- Directed by: Charles Randolph-Wright
- Written by: Kevin Hefferman Peter E. Lengyel
- Produced by: Peter E. Lengyel Richard Perello
- Starring: Billoah Greene Darien Sills-Evans Novella Nelson Janine Green Rosa Arredondo Eartha Kitt Tichina Arnold Adewale Akinnuoye-Agbaje
- Cinematography: Robert Barocci
- Edited by: Melody London Jaycob Craycroft
- Music by: Nona Hendryx
- Production companies: CodeBlack Entertainment Catalan Films TV One Radio One
- Distributed by: Freestyle Releasing
- Release date: April 14, 2006;
- Running time: 105 minutes
- Country: United States
- Language: English

= Preaching to the Choir =

Preaching to the Choir is a 2006 American musical comedy-drama film directed by Charles Randolph-Wright and starring Billoah Greene, Darien Sills-Evans, Novella Nelson, Janine Green, Rosa Arredondo, Eartha Kitt, Tichina Arnold and Adewale Akinnuoye-Agbaje.

==Cast==
- Billoah Greene as Teshawn
- Darien Sills-Evans as Wesley
- Adewale Akinnuoye-Agbaje as Bull Sharky
- Janine Green as Kia
- Novella Nelson as Aunt June
- Tuffy Questell as Stumpy
- Eartha Kitt as Sister Nettie
- Patti LaBelle as Sister Jasmine
- Rosa Arredondo as Rachel
- Tichina Arnold as Desiree
- Tim Reid as Prophet

==Release==
The film was released on April 14, 2006.

==Reception==
The film has a 36% rating on Rotten Tomatoes based on fourteen reviews.
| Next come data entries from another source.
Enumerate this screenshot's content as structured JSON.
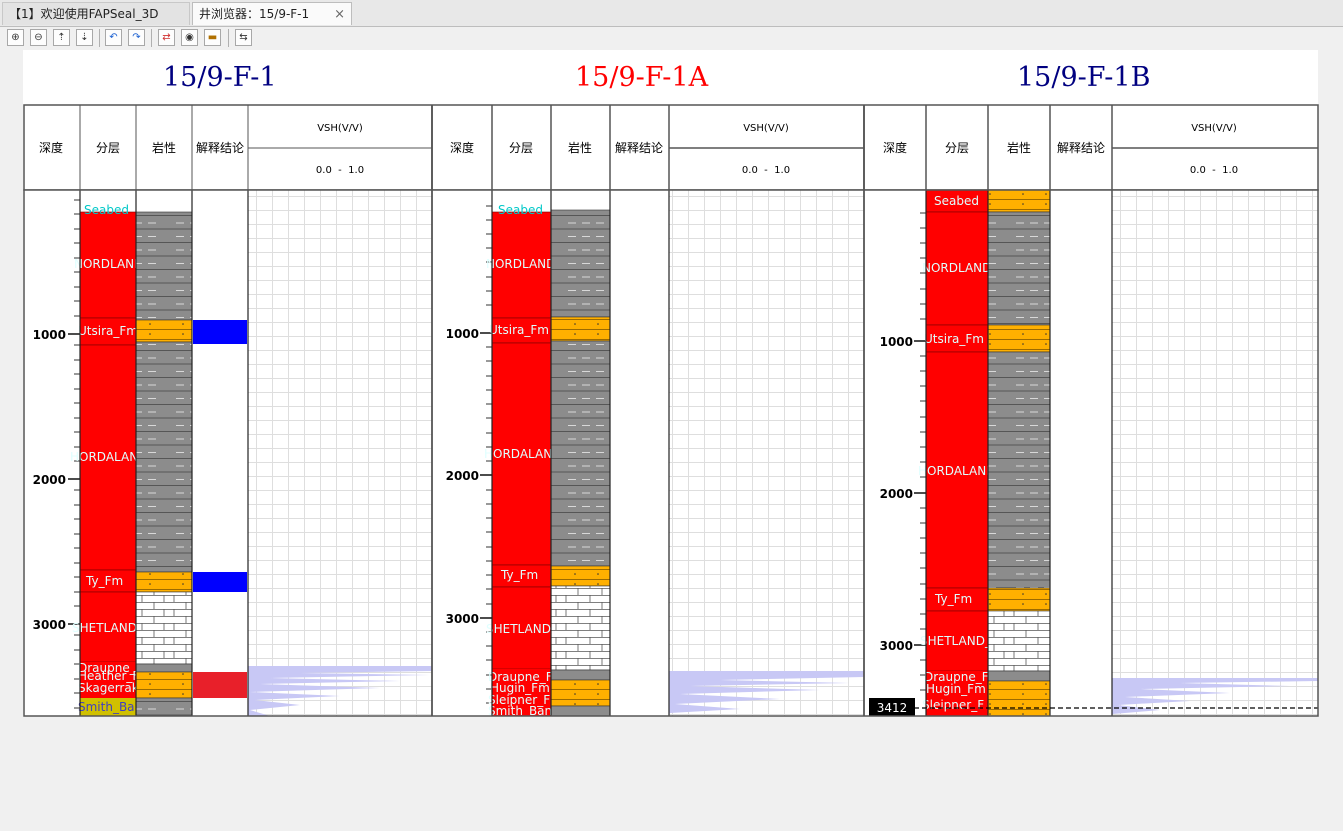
{
  "tabs": [
    {
      "label": "【1】欢迎使用FAPSeal_3D"
    },
    {
      "label": "井浏览器：15/9-F-1",
      "close": "×"
    }
  ],
  "toolbar": {
    "buttons": [
      "zoom-in-icon",
      "zoom-out-icon",
      "zoom-vertical-in-icon",
      "zoom-vertical-out-icon",
      "undo-icon",
      "redo-icon",
      "connect-icon",
      "eye-icon",
      "flag-icon",
      "swap-icon"
    ]
  },
  "colors": {
    "formation_red": "#ff0000",
    "sand_orange": "#ffb000",
    "shale_gray": "#8c8c8c",
    "interp_blue": "#0000ff",
    "interp_red": "#e8202a",
    "curve_fill": "#c8c8f5",
    "formation_label": "#e0ffff",
    "well1_title": "#000080",
    "well2_title": "#ff0000",
    "well3_title": "#000080"
  },
  "columns": {
    "depth": "深度",
    "formation": "分层",
    "lithology": "岩性",
    "interpretation": "解释结论",
    "curve_name": "VSH(V/V)",
    "curve_range": "0.0  -  1.0"
  },
  "wells": [
    {
      "name": "15/9-F-1",
      "depth_ticks": [
        "1000",
        "2000",
        "3000"
      ],
      "formations": [
        "Seabed",
        "NORDLAND_",
        "Utsira_Fm",
        "HORDALAND_",
        "Ty_Fm",
        "SHETLAND_",
        "Draupne_Fm",
        "Heather_Fm",
        "Skagerrak_",
        "Smith_Bank"
      ],
      "interpretation": [
        "reservoir",
        "reservoir",
        "unknown"
      ]
    },
    {
      "name": "15/9-F-1A",
      "depth_ticks": [
        "1000",
        "2000",
        "3000"
      ],
      "formations": [
        "Seabed",
        "NORDLAND_",
        "Utsira_Fm",
        "HORDALAND_",
        "Ty_Fm",
        "SHETLAND_",
        "Draupne_F",
        "Hugin_Fm",
        "Sleipner_F",
        "Smith_Bank"
      ]
    },
    {
      "name": "15/9-F-1B",
      "depth_ticks": [
        "1000",
        "2000",
        "3000"
      ],
      "formations": [
        "Seabed",
        "NORDLAND_G",
        "Utsira_Fm",
        "HORDALAND_",
        "Ty_Fm",
        "SHETLAND_G",
        "Draupne_F",
        "Hugin_Fm",
        "Sleipner_F"
      ],
      "cursor_depth": "3412"
    }
  ]
}
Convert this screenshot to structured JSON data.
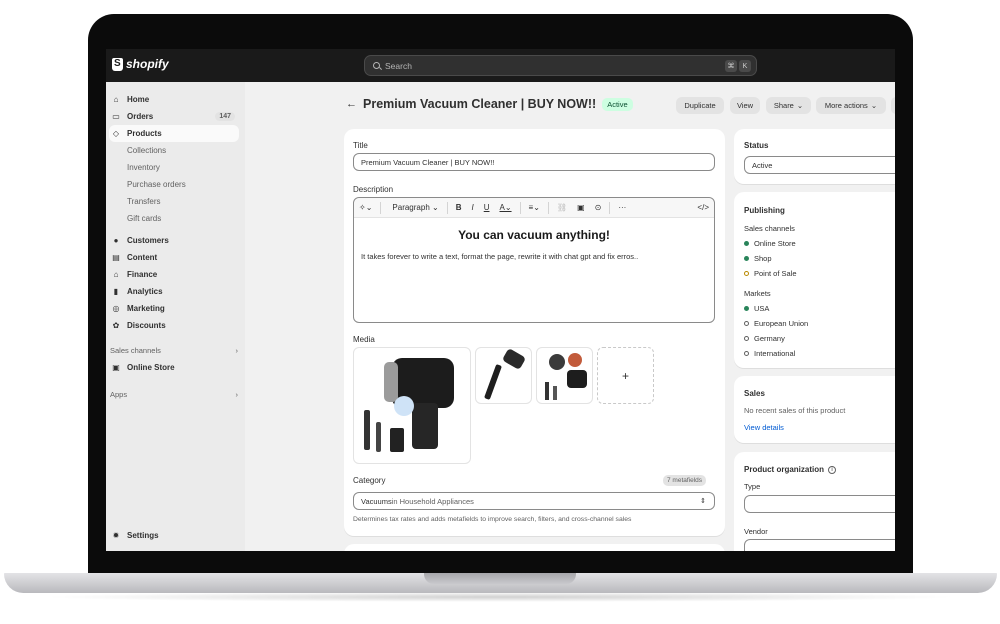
{
  "app": {
    "brand": "shopify"
  },
  "search": {
    "placeholder": "Search",
    "kbd1": "⌘",
    "kbd2": "K"
  },
  "sidebar": {
    "items": [
      {
        "label": "Home",
        "icon": "home-icon"
      },
      {
        "label": "Orders",
        "icon": "inbox-icon",
        "badge": "147"
      },
      {
        "label": "Products",
        "icon": "tag-icon"
      },
      {
        "label": "Customers",
        "icon": "person-icon"
      },
      {
        "label": "Content",
        "icon": "content-icon"
      },
      {
        "label": "Finance",
        "icon": "bank-icon"
      },
      {
        "label": "Analytics",
        "icon": "bar-chart-icon"
      },
      {
        "label": "Marketing",
        "icon": "target-icon"
      },
      {
        "label": "Discounts",
        "icon": "discount-icon"
      }
    ],
    "product_sub": [
      "Collections",
      "Inventory",
      "Purchase orders",
      "Transfers",
      "Gift cards"
    ],
    "sales_channels_label": "Sales channels",
    "online_store": "Online Store",
    "apps_label": "Apps",
    "settings": "Settings"
  },
  "header": {
    "title": "Premium Vacuum Cleaner | BUY NOW!!",
    "status": "Active",
    "duplicate": "Duplicate",
    "view": "View",
    "share": "Share",
    "more_actions": "More actions"
  },
  "form": {
    "title_label": "Title",
    "title_value": "Premium Vacuum Cleaner | BUY NOW!!",
    "description_label": "Description",
    "toolbar_format": "Paragraph",
    "heading": "You can vacuum anything!",
    "body": "It takes forever to write a text, format the page, rewrite it with chat gpt and fix erros..",
    "media_label": "Media",
    "add_media": "+",
    "category_label": "Category",
    "metafields_badge": "7 metafields",
    "category_value": "Vacuums",
    "category_suffix": " in Household Appliances",
    "category_help": "Determines tax rates and adds metafields to improve search, filters, and cross-channel sales"
  },
  "status_card": {
    "label": "Status",
    "value": "Active"
  },
  "publishing": {
    "title": "Publishing",
    "channels_label": "Sales channels",
    "channels": [
      {
        "name": "Online Store",
        "state": "on"
      },
      {
        "name": "Shop",
        "state": "on"
      },
      {
        "name": "Point of Sale",
        "state": "partial"
      }
    ],
    "markets_label": "Markets",
    "markets": [
      {
        "name": "USA",
        "state": "on"
      },
      {
        "name": "European Union",
        "state": "off"
      },
      {
        "name": "Germany",
        "state": "off"
      },
      {
        "name": "International",
        "state": "off"
      }
    ]
  },
  "sales": {
    "title": "Sales",
    "empty": "No recent sales of this product",
    "link": "View details"
  },
  "organization": {
    "title": "Product organization",
    "type_label": "Type",
    "vendor_label": "Vendor"
  },
  "colors": {
    "accent_green": "#29845a",
    "partial_orange": "#b98900",
    "link_blue": "#005bd3"
  }
}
John Anderson of Variety gave the film a positive review and wrote, "Despite the ungainly script and direction, the climactic performances — including one by young singer Anny Jules –absolve the movie of most of its sins."

Bruce Westbrook of the Houston Chronicle also gave the film a positive review and wrote, "Nor does it sermonize at the expense of entertaining. Instead, it melds gospel and hip-hop for a music-driven tale of twin brothers who reconnect."